What is Quantile Function?

A Quantile Function is a phrase that describes a portion of a data set; it determines how many values in a distribution are above or below a given threshold. The quartile (quarter), quintile (fifth), and percentiles are special quantiles (hundredth).

The Q(a), is the inverse of the CDF; it gives us the probability that a random variable will be less than or equal to some value X = x.

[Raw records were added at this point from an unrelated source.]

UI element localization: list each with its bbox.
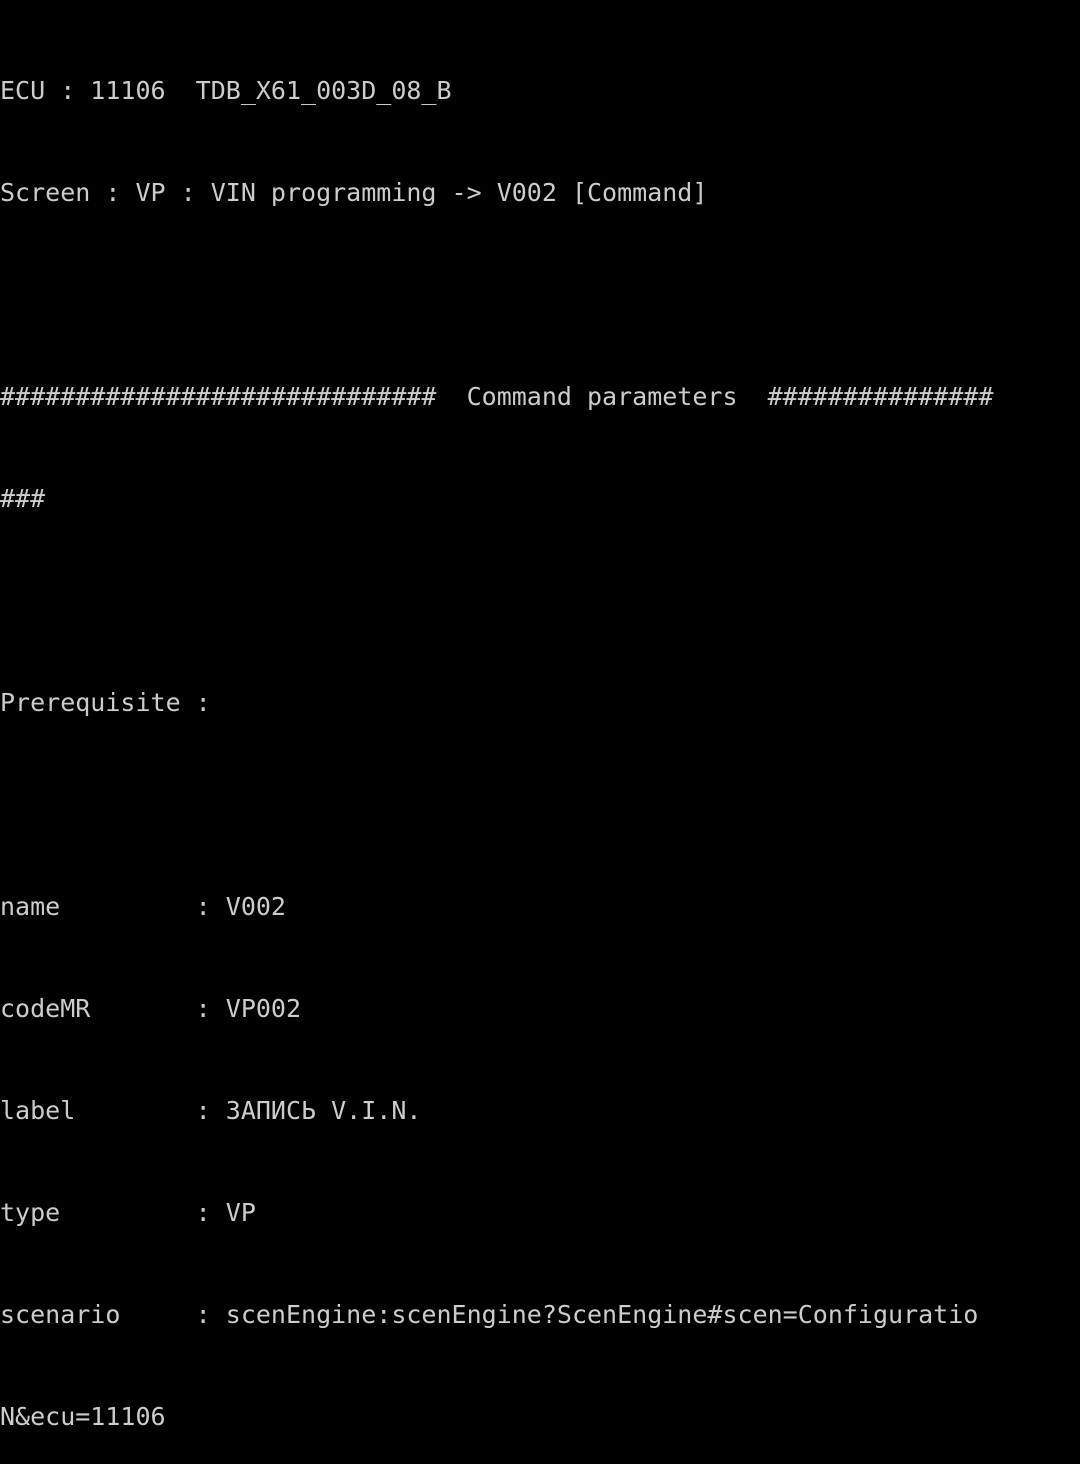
- terminal-line-blank-1: [0, 278, 1080, 312]
- terminal-line-ecu: ECU : 11106 TDB_X61_003D_08_B: [0, 76, 452, 105]
- terminal-line-param-label: label : ЗАПИСЬ V.I.N.: [0, 1096, 422, 1125]
- terminal-line-param-scenario: scenario : scenEngine:scenEngine?ScenEng…: [0, 1300, 979, 1329]
- terminal-line-param-scenario-wrap: N&ecu=11106: [0, 1402, 166, 1431]
- terminal-line-separator-top: ############################# Command pa…: [0, 382, 994, 411]
- terminal-line-param-name: name : V002: [0, 892, 286, 921]
- terminal-screen[interactable]: ECU : 11106 TDB_X61_003D_08_B Screen : V…: [0, 0, 1080, 1431]
- terminal-line-blank-2: [0, 584, 1080, 618]
- terminal-line-separator-wrap: ###: [0, 484, 46, 513]
- terminal-line-param-type: type : VP: [0, 1198, 256, 1227]
- terminal-line-blank-3: [0, 788, 1080, 822]
- terminal-line-prerequisite: Prerequisite :: [0, 688, 211, 717]
- terminal-line-screen: Screen : VP : VIN programming -> V002 [C…: [0, 178, 708, 207]
- terminal-line-param-codemr: codeMR : VP002: [0, 994, 302, 1023]
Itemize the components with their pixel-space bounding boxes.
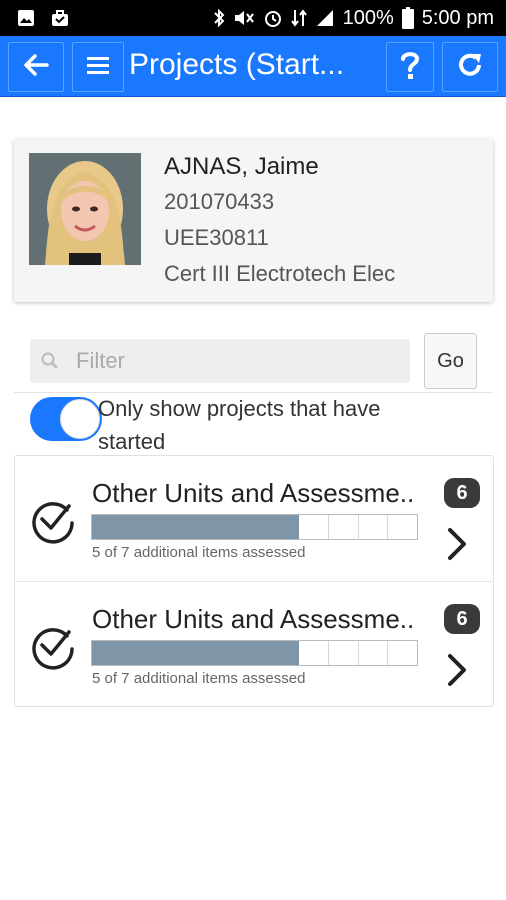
project-row[interactable]: Other Units and Assessme.. 5 of 7 additi… <box>15 456 493 582</box>
progress-text: 5 of 7 additional items assessed <box>92 670 306 687</box>
image-icon <box>16 8 36 28</box>
project-list: Other Units and Assessme.. 5 of 7 additi… <box>14 455 494 707</box>
data-icon <box>290 8 307 28</box>
mute-icon <box>233 8 255 28</box>
course-name: Cert III Electrotech Elec <box>164 261 396 286</box>
avatar <box>29 153 141 265</box>
filter-box <box>30 339 410 383</box>
project-row[interactable]: Other Units and Assessme.. 5 of 7 additi… <box>15 582 493 706</box>
page-title: Projects (Start... <box>129 48 345 81</box>
progress-text: 5 of 7 additional items assessed <box>92 544 306 561</box>
status-bar: 100% 5:00 pm <box>0 0 506 36</box>
help-button[interactable] <box>386 42 434 92</box>
started-only-toggle[interactable] <box>30 397 102 441</box>
count-badge: 6 <box>444 604 480 634</box>
arrow-left-icon <box>20 49 52 86</box>
progress-bar <box>91 514 418 540</box>
toggle-label: Only show projects that have started <box>98 396 381 454</box>
refresh-button[interactable] <box>442 42 498 92</box>
student-id: 201070433 <box>164 189 275 214</box>
battery-icon <box>401 7 414 29</box>
question-mark-icon <box>398 49 422 86</box>
student-name: AJNAS, Jaime <box>164 153 319 180</box>
back-button[interactable] <box>8 42 64 92</box>
check-circle-icon <box>29 496 77 549</box>
battery-text: 100% <box>342 6 394 29</box>
toggle-knob <box>60 399 100 439</box>
menu-button[interactable] <box>72 42 124 92</box>
alarm-icon <box>263 8 283 28</box>
course-code: UEE30811 <box>164 225 269 250</box>
app-bar: Projects (Start... <box>0 36 506 97</box>
check-circle-icon <box>29 622 77 675</box>
chevron-right-icon[interactable] <box>445 526 469 567</box>
clock-text: 5:00 pm <box>421 6 494 29</box>
signal-icon <box>315 8 335 28</box>
student-profile-card: AJNAS, Jaime 201070433 UEE30811 Cert III… <box>14 139 493 302</box>
progress-bar <box>91 640 418 666</box>
project-title: Other Units and Assessme.. <box>92 478 415 508</box>
chevron-right-icon[interactable] <box>445 652 469 693</box>
go-button[interactable]: Go <box>424 333 477 389</box>
search-icon <box>40 351 60 376</box>
refresh-icon <box>454 49 486 86</box>
project-title: Other Units and Assessme.. <box>92 604 415 634</box>
count-badge: 6 <box>444 478 480 508</box>
filter-input[interactable] <box>76 343 396 379</box>
bluetooth-icon <box>213 8 225 28</box>
briefcase-icon <box>50 8 70 28</box>
hamburger-menu-icon <box>86 54 110 81</box>
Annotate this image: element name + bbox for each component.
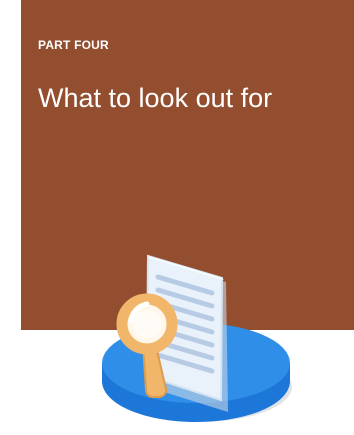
page-title: What to look out for (38, 83, 273, 113)
page: PART FOUR What to look out for (0, 0, 354, 435)
document-magnifier-icon (102, 254, 292, 422)
section-label: PART FOUR (38, 38, 109, 52)
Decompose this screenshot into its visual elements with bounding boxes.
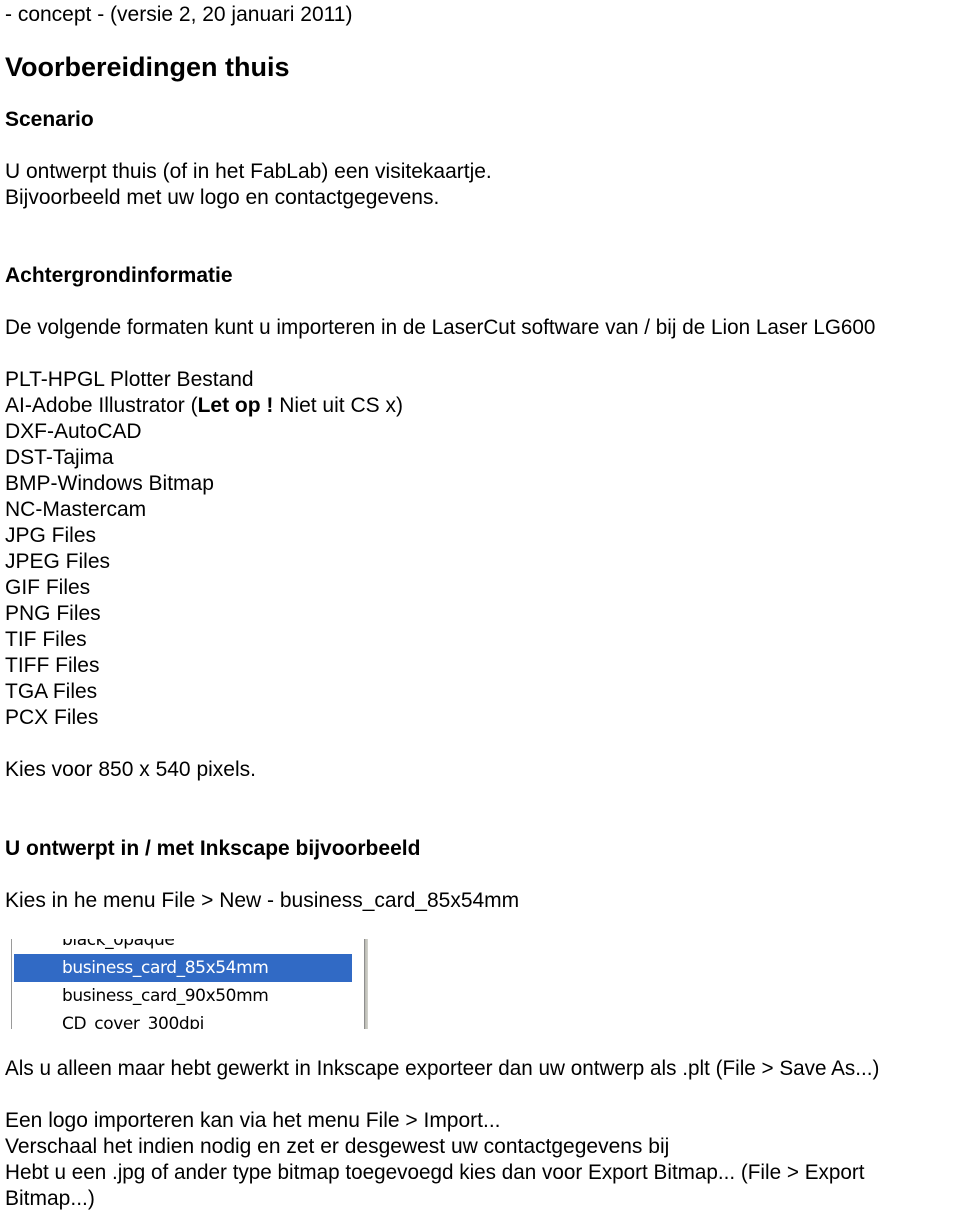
format-item: TIF Files (5, 628, 87, 651)
inkscape-instruction: Kies in he menu File > New - business_ca… (5, 889, 520, 912)
scenario-line-2: Bijvoorbeeld met uw logo en contactgegev… (5, 186, 440, 209)
format-item: PNG Files (5, 602, 101, 625)
format-item: JPG Files (5, 524, 97, 547)
template-list-item[interactable]: CD_cover_300dpi (14, 1010, 352, 1029)
step-line: Verschaal het indien nodig en zet er des… (5, 1135, 670, 1158)
background-intro: De volgende formaten kunt u importeren i… (5, 316, 876, 339)
format-item-label: AI-Adobe Illustrator ( (5, 394, 198, 417)
warning-text: Let op ! (197, 394, 274, 417)
warning-detail: Niet uit CS x) (273, 394, 403, 417)
format-item: BMP-Windows Bitmap (5, 472, 214, 495)
subtitle: - concept - (versie 2, 20 januari 2011) (5, 3, 353, 26)
page-title: Voorbereidingen thuis (5, 52, 290, 82)
format-item: DST-Tajima (5, 446, 114, 469)
list-scrollbar[interactable] (364, 939, 368, 1029)
scenario-heading: Scenario (5, 108, 94, 131)
template-list-item-selected[interactable]: business_card_85x54mm (14, 954, 352, 982)
format-item: PCX Files (5, 706, 99, 729)
format-item: TIFF Files (5, 654, 100, 677)
format-item: PLT-HPGL Plotter Bestand (5, 368, 254, 391)
template-list-item[interactable]: black_opaque (14, 939, 352, 954)
template-list-screenshot: black_opaque business_card_85x54mm busin… (11, 939, 368, 1029)
template-list-item[interactable]: business_card_90x50mm (14, 982, 352, 1010)
format-item: GIF Files (5, 576, 91, 599)
step-line: Een logo importeren kan via het menu Fil… (5, 1109, 501, 1132)
size-note: Kies voor 850 x 540 pixels. (5, 758, 256, 781)
inkscape-heading: U ontwerpt in / met Inkscape bijvoorbeel… (5, 837, 421, 860)
format-item: JPEG Files (5, 550, 111, 573)
export-note: Als u alleen maar hebt gewerkt in Inksca… (5, 1057, 880, 1080)
background-heading: Achtergrondinformatie (5, 264, 233, 287)
format-item: TGA Files (5, 680, 98, 703)
format-item-ai: AI-Adobe Illustrator (Let op ! Niet uit … (5, 393, 403, 419)
step-line: Hebt u een .jpg of ander type bitmap toe… (5, 1161, 865, 1184)
scenario-line-1: U ontwerpt thuis (of in het FabLab) een … (5, 160, 492, 183)
step-line: Bitmap...) (5, 1187, 95, 1210)
format-item: DXF-AutoCAD (5, 420, 142, 443)
format-item: NC-Mastercam (5, 498, 147, 521)
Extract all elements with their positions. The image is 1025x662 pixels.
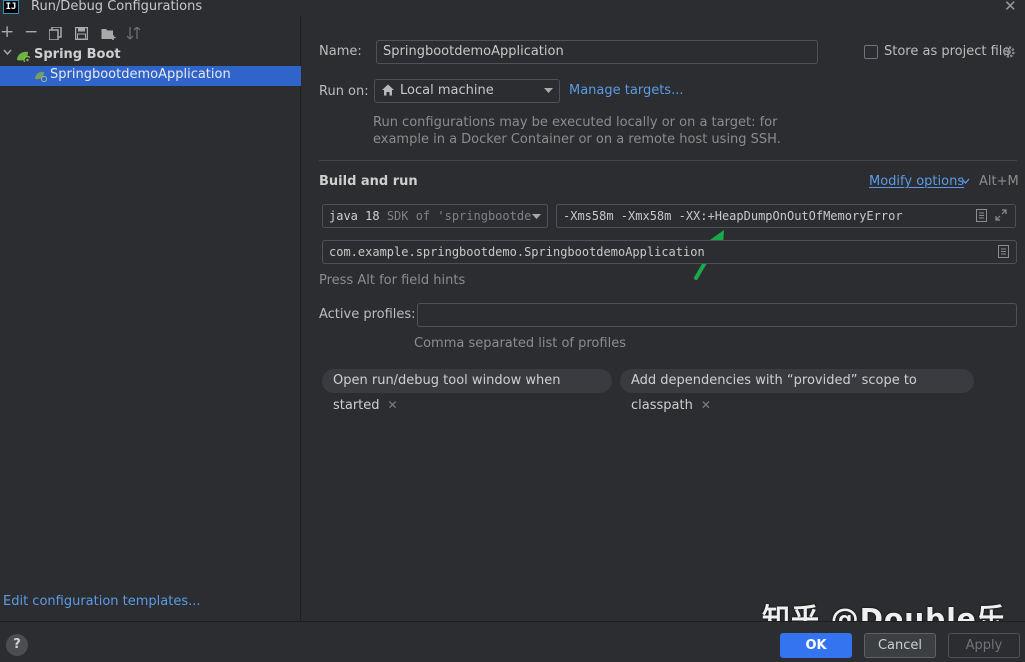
chip-label: Open run/debug tool window when started xyxy=(333,373,561,413)
active-profiles-label: Active profiles: xyxy=(319,307,416,322)
remove-chip-icon[interactable]: ✕ xyxy=(388,398,398,412)
vm-options-field[interactable]: -Xms58m -Xmx58m -XX:+HeapDumpOnOutOfMemo… xyxy=(556,204,1016,228)
remove-configuration-button[interactable]: − xyxy=(24,22,38,42)
store-as-project-file-checkbox[interactable] xyxy=(864,45,878,59)
apply-button[interactable]: Apply xyxy=(948,633,1020,658)
spring-boot-app-icon xyxy=(34,70,47,82)
cancel-button[interactable]: Cancel xyxy=(864,633,936,658)
store-as-project-file-label: Store as project file xyxy=(884,44,1010,59)
modify-options-link[interactable]: Modify options xyxy=(869,174,964,189)
manage-targets-link[interactable]: Manage targets... xyxy=(569,83,683,98)
field-hints-text: Press Alt for field hints xyxy=(319,273,465,288)
sort-icon[interactable] xyxy=(127,27,141,40)
chevron-down-icon[interactable] xyxy=(3,48,12,56)
jdk-detail: SDK of 'springbootde xyxy=(387,209,532,223)
dropdown-arrow-icon xyxy=(544,88,553,94)
remove-chip-icon[interactable]: ✕ xyxy=(701,398,711,412)
run-on-hint-line2: example in a Docker Container or on a re… xyxy=(373,132,781,147)
configurations-tree-pane xyxy=(0,16,301,621)
modify-options-shortcut: Alt+M xyxy=(979,174,1019,189)
copy-icon[interactable] xyxy=(49,27,62,40)
add-configuration-button[interactable]: + xyxy=(0,22,14,42)
main-class-field[interactable]: com.example.springbootdemo.Springbootdem… xyxy=(322,240,1017,264)
intellij-app-icon: IJ xyxy=(3,0,19,14)
spring-boot-icon xyxy=(16,50,30,62)
save-icon[interactable] xyxy=(75,27,88,40)
chip-label: Add dependencies with “provided” scope t… xyxy=(631,373,917,413)
browse-class-icon[interactable] xyxy=(998,245,1009,258)
home-icon xyxy=(382,84,394,96)
chevron-down-icon[interactable] xyxy=(961,178,970,184)
name-label: Name: xyxy=(319,44,362,59)
build-and-run-heading: Build and run xyxy=(319,174,418,189)
ok-button[interactable]: OK xyxy=(780,633,852,658)
option-chip-add-dependencies[interactable]: Add dependencies with “provided” scope t… xyxy=(620,369,974,393)
help-button[interactable]: ? xyxy=(6,634,28,656)
new-folder-icon[interactable] xyxy=(101,27,116,40)
main-class-value: com.example.springbootdemo.Springbootdem… xyxy=(329,245,705,259)
window-title: Run/Debug Configurations xyxy=(31,0,202,14)
jdk-value: java 18 xyxy=(329,209,380,223)
run-on-hint-line1: Run configurations may be executed local… xyxy=(373,115,777,130)
tree-item-label: SpringbootdemoApplication xyxy=(50,67,231,82)
run-on-value: Local machine xyxy=(400,83,494,98)
option-chip-open-tool-window[interactable]: Open run/debug tool window when started✕ xyxy=(322,369,612,393)
run-on-label: Run on: xyxy=(319,84,369,99)
maximize-icon[interactable] xyxy=(995,209,1007,221)
jdk-dropdown[interactable]: java 18 SDK of 'springbootde xyxy=(322,204,548,228)
active-profiles-hint: Comma separated list of profiles xyxy=(414,336,626,351)
vm-options-value: -Xms58m -Xmx58m -XX:+HeapDumpOnOutOfMemo… xyxy=(563,209,903,223)
gear-icon[interactable] xyxy=(1002,45,1016,59)
close-icon[interactable]: ✕ xyxy=(1004,0,1017,15)
tree-group-label: Spring Boot xyxy=(34,47,121,62)
active-profiles-field[interactable] xyxy=(417,303,1017,327)
name-field[interactable]: SpringbootdemoApplication xyxy=(376,40,818,64)
edit-configuration-templates-link[interactable]: Edit configuration templates... xyxy=(3,594,201,609)
run-on-dropdown[interactable]: Local machine xyxy=(374,79,560,103)
dropdown-arrow-icon xyxy=(532,214,541,220)
expand-text-icon[interactable] xyxy=(976,209,987,222)
section-divider xyxy=(319,160,1017,161)
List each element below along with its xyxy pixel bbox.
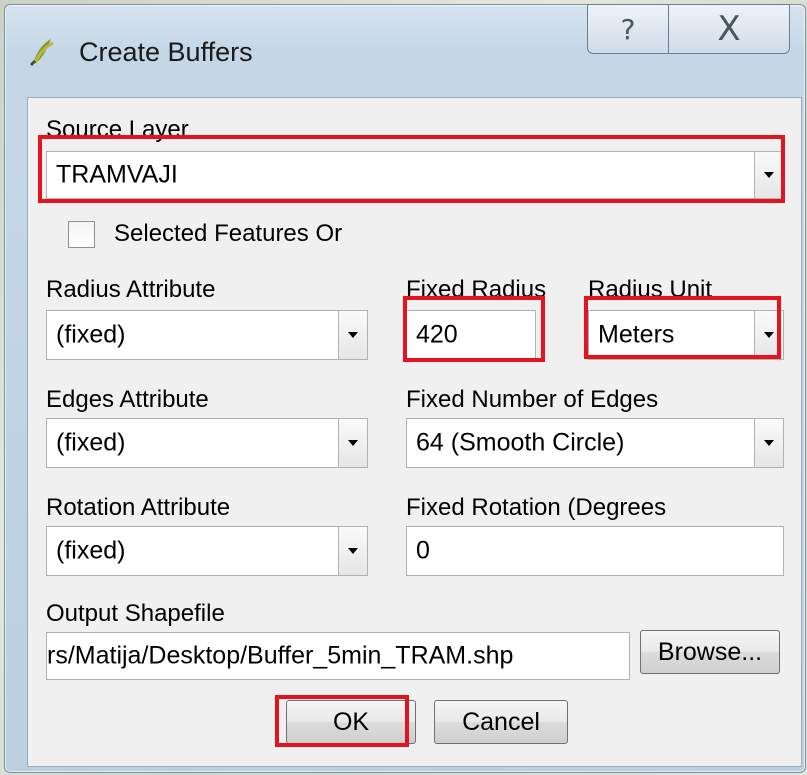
rotation-attribute-value: (fixed) [56, 536, 126, 565]
window-title: Create Buffers [79, 37, 253, 67]
radius-attribute-combo[interactable]: (fixed) [46, 310, 368, 360]
output-shapefile-input[interactable]: rs/Matija/Desktop/Buffer_5min_TRAM.shp [46, 632, 630, 680]
selected-features-label: Selected Features Or [114, 220, 343, 247]
title-bar: Create Buffers ? X [5, 4, 805, 95]
radius-attribute-label: Radius Attribute [46, 276, 216, 303]
output-shapefile-label: Output Shapefile [46, 600, 225, 627]
fixed-edges-label: Fixed Number of Edges [406, 386, 659, 413]
source-layer-label: Source Layer [46, 116, 189, 143]
fixed-edges-combo[interactable]: 64 (Smooth Circle) [406, 418, 784, 468]
radius-unit-combo[interactable]: Meters [588, 310, 784, 360]
cancel-button[interactable]: Cancel [434, 700, 568, 744]
chevron-down-icon[interactable] [754, 311, 783, 359]
fixed-radius-label: Fixed Radius [406, 276, 547, 303]
chevron-down-icon[interactable] [338, 527, 367, 575]
fixed-rotation-label: Fixed Rotation (Degrees [406, 494, 667, 521]
selected-features-checkbox[interactable] [68, 221, 95, 248]
chevron-down-icon[interactable] [338, 419, 367, 467]
fixed-rotation-value: 0 [416, 536, 430, 565]
dialog-content: Source Layer TRAMVAJI Selected Features … [27, 97, 802, 767]
ok-button[interactable]: OK [286, 700, 416, 744]
qgis-plugin-icon [29, 39, 54, 67]
fixed-radius-value: 420 [416, 320, 458, 349]
fixed-radius-input[interactable]: 420 [406, 310, 536, 360]
help-button[interactable]: ? [587, 4, 669, 54]
edges-attribute-combo[interactable]: (fixed) [46, 418, 368, 468]
rotation-attribute-combo[interactable]: (fixed) [46, 526, 368, 576]
help-icon: ? [620, 12, 636, 46]
radius-unit-value: Meters [598, 320, 675, 349]
source-layer-combo[interactable]: TRAMVAJI [46, 151, 784, 199]
source-layer-value: TRAMVAJI [56, 160, 178, 189]
chevron-down-icon[interactable] [338, 311, 367, 359]
fixed-edges-value: 64 (Smooth Circle) [416, 428, 625, 457]
dialog-window: Create Buffers ? X Source Layer TRAMVAJI… [4, 4, 806, 773]
browse-button[interactable]: Browse... [640, 630, 780, 674]
output-shapefile-value: rs/Matija/Desktop/Buffer_5min_TRAM.shp [47, 641, 514, 670]
radius-unit-label: Radius Unit [588, 276, 713, 303]
edges-attribute-value: (fixed) [56, 428, 126, 457]
chevron-down-icon[interactable] [754, 152, 783, 198]
radius-attribute-value: (fixed) [56, 320, 126, 349]
rotation-attribute-label: Rotation Attribute [46, 494, 231, 521]
close-icon: X [717, 9, 741, 49]
edges-attribute-label: Edges Attribute [46, 386, 209, 413]
fixed-rotation-input[interactable]: 0 [406, 526, 784, 576]
chevron-down-icon[interactable] [754, 419, 783, 467]
close-button[interactable]: X [668, 4, 790, 54]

Example of Quantile Function:

Two quantile measures are:

1. One is the value of the quantile function for 50%. This is termed the median of the distribution. On average, 50% of the variable’s outcomes will be below the median, and 50% of the variable’s outcomes will be above the median. The mean and median will be equal for a symmetric distribution (skew = 0). For distributions with positive (right) skew, the median will be less than the mean but greater for distributions with a negative (left) skew.
2. The second quantile measure of interest here is the interquartile range. The interquartile range is the upper and lower value of the outcomes of a random variable that include the middle 50% of its probability distribution. The lower value is Q(25%), and the upper value is Q(75%). The lower value is the value that we expect 25% of the outcomes to be less than, and the upper value is the value that we expect 75% of the values to be less than.

Why are quantiles important?

Quantiles provide information on the shape of a distribution, namely whether or not it is skewed. We can deduce that the distribution is skewed to the right if the higher quartile is further from the median than the lower quartile and vice versa.